JONES: Yeah. I mean, absolutely. Ruth was very much at the mercy of the time in many ways, and you see that sort of 1950s patriarchy at play. And she's having to conform to that on so many levels, and she's having to be so sophisticated in how she pushes against it because, to her, the most important thing is that she wins.

And then what you see with Jane is Jane doesn't have to do that - is that the times have shifted enough that Jane can get angry, and she can be more outspoken. And you see that moment in the street when they're in New York, and she shouts at those guys in a way that Ruth would never have thought of doing that.

MARTIN: The guys were, like, catcalling at her, yeah.

JONES: Yeah. Catcalling.

MARTIN: Her mom brushes it off, and Jane's, like, no.

JONES: Yeah.

MARTIN: You can't do that.

JONES: Yeah. She says, no, you got to confront it. You got to fight back, you know, instantly. And you can see that the legacy of Ruth Bader Ginsburg's work - that actually what she's doing is she's providing this freedom where you can be more vocal and you can be more outspoken. And it's wonderful in those scenes Jane provokes her mother. She says, don't sit back. You got to keep fighting. She's a catalyst as much as Marty is.

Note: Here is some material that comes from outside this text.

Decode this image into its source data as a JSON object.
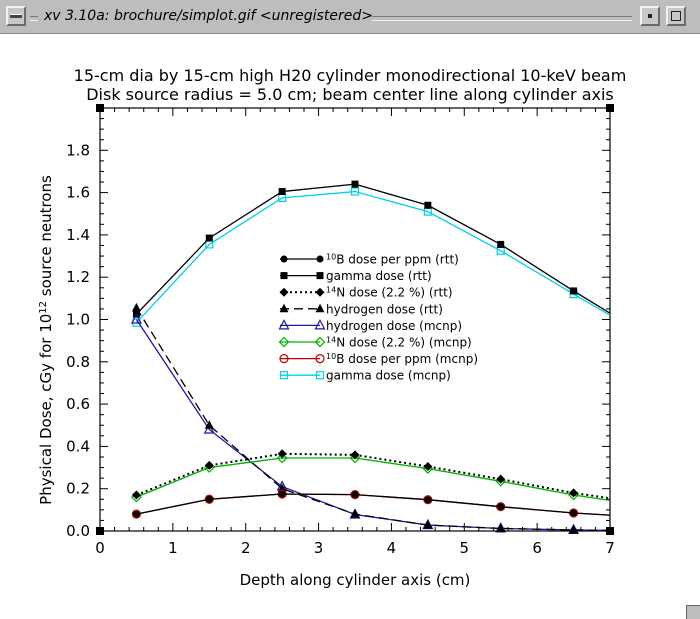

MARTIN: Right. Marty was exceptional for the time, wasn't he?

LEDER: He was. He was a Renaissance man. He was very progressive. He did the cooking, and Mommy did the thinking.


LEDER: A quote from Jane Ginsburg.

MARTIN: (Laughter) Oh, really? Did she say that?

LEDER: Yeah.

MARTIN: I do want to catch myself on language, though. Calling Marty Ginsburg exceptional - I mean, he was exceptional for the time. But it is amazing how we give men a lot of kudos just for doing half the work.

JONES: Yeah, I know. And it's also interesting this sort of amazement as well. I think even now...

MARTIN: Right.

JONES: ...It's sort of like, isn't this the norm?

MARTIN: Right.

JONES: Is this how it is? You know, it's 50-50, isn't it?

LEDER: But then we've heard comments, you know, wasn't Marty emasculated, you know, doing this?

MARTIN: Really? Have you heard that?

LEDER: Yeah. We have heard that - those questions.

JONES: Well, I think there's a lot of taboo around those roles, you know, and that's what Ruth was arguing against - these gender stereotypes. You know, that for men to be looking after the children, to be in a domestic sphere - I think even now, there's a lot of fear of men acting in that way.

MARTIN: And that was really what that case was about. What is the natural order of things? And her critics said it is the natural order of things for women to be the nurturers, for women to be the caretakers always. And as demonstrated, it wasn't that.

JONES: And it shows - yeah - how important it is to argue against that because when you dismantle those stereotypes, it's a much healthier society for everyone.


MARTIN: That was actress Felicity Jones and director Mimi Leder talking about their new film. It is called "On The Basis Of Sex." The film releases widely tomorrow.